I have my Theory of Gulling (yes, it's a word) whereby the probability of someone believing something is a function of
- How gullible they are
- How far you are trying to take them off of what they currently believe (sometimes you are giving them permission to believe in something)
- The manipulator's skill
For reasons that escape me, Alex Jones is pretty good at the third one, aided by the other two. I cringe.
Some people also are just stupid. I had a supervisor at work who insisted to me the Moon is hollow and a space station. At first I thought he was joking but he insisted it was true. I told him that is just too silly a claim, he insisted that NO, two Russian scientists even put their careers on the line to make this argument.

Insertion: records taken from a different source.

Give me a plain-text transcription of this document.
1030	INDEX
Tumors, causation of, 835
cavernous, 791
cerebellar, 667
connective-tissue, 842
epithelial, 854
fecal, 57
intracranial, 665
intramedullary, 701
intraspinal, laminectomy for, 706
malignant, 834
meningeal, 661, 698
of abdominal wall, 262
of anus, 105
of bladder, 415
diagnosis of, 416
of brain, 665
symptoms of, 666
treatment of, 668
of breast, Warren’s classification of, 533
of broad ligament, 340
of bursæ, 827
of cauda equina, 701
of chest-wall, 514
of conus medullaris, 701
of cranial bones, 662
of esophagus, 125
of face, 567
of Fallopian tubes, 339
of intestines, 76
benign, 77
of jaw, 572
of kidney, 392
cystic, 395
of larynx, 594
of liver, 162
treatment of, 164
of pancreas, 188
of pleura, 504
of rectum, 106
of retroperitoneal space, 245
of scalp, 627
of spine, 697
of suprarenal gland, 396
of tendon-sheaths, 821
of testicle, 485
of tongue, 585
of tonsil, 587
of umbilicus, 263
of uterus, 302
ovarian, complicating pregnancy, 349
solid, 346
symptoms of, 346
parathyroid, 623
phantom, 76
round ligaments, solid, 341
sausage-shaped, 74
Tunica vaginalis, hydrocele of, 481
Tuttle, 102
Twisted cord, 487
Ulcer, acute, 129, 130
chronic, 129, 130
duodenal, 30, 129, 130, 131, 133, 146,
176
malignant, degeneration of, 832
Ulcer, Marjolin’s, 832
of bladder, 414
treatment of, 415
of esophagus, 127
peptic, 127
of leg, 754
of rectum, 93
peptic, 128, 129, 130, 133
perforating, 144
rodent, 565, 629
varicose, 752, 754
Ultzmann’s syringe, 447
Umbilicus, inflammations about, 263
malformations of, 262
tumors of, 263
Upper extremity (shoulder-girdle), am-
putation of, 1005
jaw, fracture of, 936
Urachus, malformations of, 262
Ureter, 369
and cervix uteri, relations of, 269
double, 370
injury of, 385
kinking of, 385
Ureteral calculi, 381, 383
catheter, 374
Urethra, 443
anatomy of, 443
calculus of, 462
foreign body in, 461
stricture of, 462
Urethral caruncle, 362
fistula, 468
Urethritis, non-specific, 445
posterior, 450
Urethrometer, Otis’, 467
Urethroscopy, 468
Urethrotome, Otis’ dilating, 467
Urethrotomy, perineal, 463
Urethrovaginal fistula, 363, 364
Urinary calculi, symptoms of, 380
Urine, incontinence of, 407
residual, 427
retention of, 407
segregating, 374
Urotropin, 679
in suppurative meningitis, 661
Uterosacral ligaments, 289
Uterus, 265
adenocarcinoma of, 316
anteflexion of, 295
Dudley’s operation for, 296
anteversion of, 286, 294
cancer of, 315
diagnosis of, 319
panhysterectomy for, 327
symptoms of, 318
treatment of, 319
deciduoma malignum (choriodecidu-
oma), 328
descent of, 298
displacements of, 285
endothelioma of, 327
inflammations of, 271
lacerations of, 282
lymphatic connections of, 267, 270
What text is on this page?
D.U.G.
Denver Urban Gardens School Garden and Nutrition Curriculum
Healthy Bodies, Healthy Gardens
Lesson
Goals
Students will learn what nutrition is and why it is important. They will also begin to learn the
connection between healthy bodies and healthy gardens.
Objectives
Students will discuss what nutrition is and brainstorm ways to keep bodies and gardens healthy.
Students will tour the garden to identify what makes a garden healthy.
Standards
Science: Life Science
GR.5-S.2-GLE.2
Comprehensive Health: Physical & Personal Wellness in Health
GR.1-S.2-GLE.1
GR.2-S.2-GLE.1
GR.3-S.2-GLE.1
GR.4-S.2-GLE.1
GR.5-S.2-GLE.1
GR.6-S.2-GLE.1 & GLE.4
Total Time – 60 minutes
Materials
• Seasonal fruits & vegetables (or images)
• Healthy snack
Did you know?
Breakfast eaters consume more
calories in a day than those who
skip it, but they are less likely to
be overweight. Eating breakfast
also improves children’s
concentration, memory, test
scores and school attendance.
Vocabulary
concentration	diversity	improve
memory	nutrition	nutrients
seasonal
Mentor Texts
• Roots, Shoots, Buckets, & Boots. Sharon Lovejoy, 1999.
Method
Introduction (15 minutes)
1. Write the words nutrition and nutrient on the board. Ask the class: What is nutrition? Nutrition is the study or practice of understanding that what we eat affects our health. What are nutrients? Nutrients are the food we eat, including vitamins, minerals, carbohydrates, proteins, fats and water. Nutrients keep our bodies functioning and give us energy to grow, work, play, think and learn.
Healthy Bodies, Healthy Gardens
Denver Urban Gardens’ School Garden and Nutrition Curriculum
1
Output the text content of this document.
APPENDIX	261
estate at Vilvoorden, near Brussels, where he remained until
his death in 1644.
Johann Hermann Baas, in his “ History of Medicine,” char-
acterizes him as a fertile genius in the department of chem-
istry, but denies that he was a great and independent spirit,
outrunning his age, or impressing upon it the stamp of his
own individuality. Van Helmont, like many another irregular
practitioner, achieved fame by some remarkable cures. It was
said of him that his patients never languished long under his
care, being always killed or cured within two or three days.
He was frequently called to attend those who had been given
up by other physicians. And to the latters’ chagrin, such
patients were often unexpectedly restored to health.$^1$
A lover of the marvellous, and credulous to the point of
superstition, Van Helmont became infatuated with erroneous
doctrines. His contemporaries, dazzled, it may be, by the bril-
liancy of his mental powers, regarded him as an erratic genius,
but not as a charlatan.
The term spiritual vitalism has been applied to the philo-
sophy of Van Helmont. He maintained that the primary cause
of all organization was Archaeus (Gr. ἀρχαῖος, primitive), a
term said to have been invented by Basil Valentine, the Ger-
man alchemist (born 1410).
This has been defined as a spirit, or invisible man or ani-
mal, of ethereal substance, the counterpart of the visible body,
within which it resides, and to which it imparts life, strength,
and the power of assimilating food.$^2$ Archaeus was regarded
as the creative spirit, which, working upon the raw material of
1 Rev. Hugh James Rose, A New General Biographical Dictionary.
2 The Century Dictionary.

So.....not knowing how to refute this, I decided to research it. He "learned" all of this from a video apparently. Some quick Googling/Youtubing brought up the video, turned out it was a segment of an episode of "Ancient Aliens"

? So I watched it and yes this was his source of info for his claims. So I then embark on about three hours of research, studying the history of the formation of the Moon, crater formation, craters on the Earth, Mercury, and Mars along with the Moon, ancient Chinese astronomy, the two Soviet scientists, etc...and came to the conclusion that:
1) The Moon is most definitely ***NOT*** an alien space station or hollow and
2) The "Ancient Aliens" episode lied and twisted things totally out of proportion
I presented my refutation to him at work and saw his brain processing as he hadn't thought of things that way. A coworker asked what was up, I said the supervisor insists the Moon is hollow and an alien space station. The coworker basically said that's nuts, to which the supervisor goes, "It is, it's hollow!" to which the co-worker goes, "Yeah, so's your head."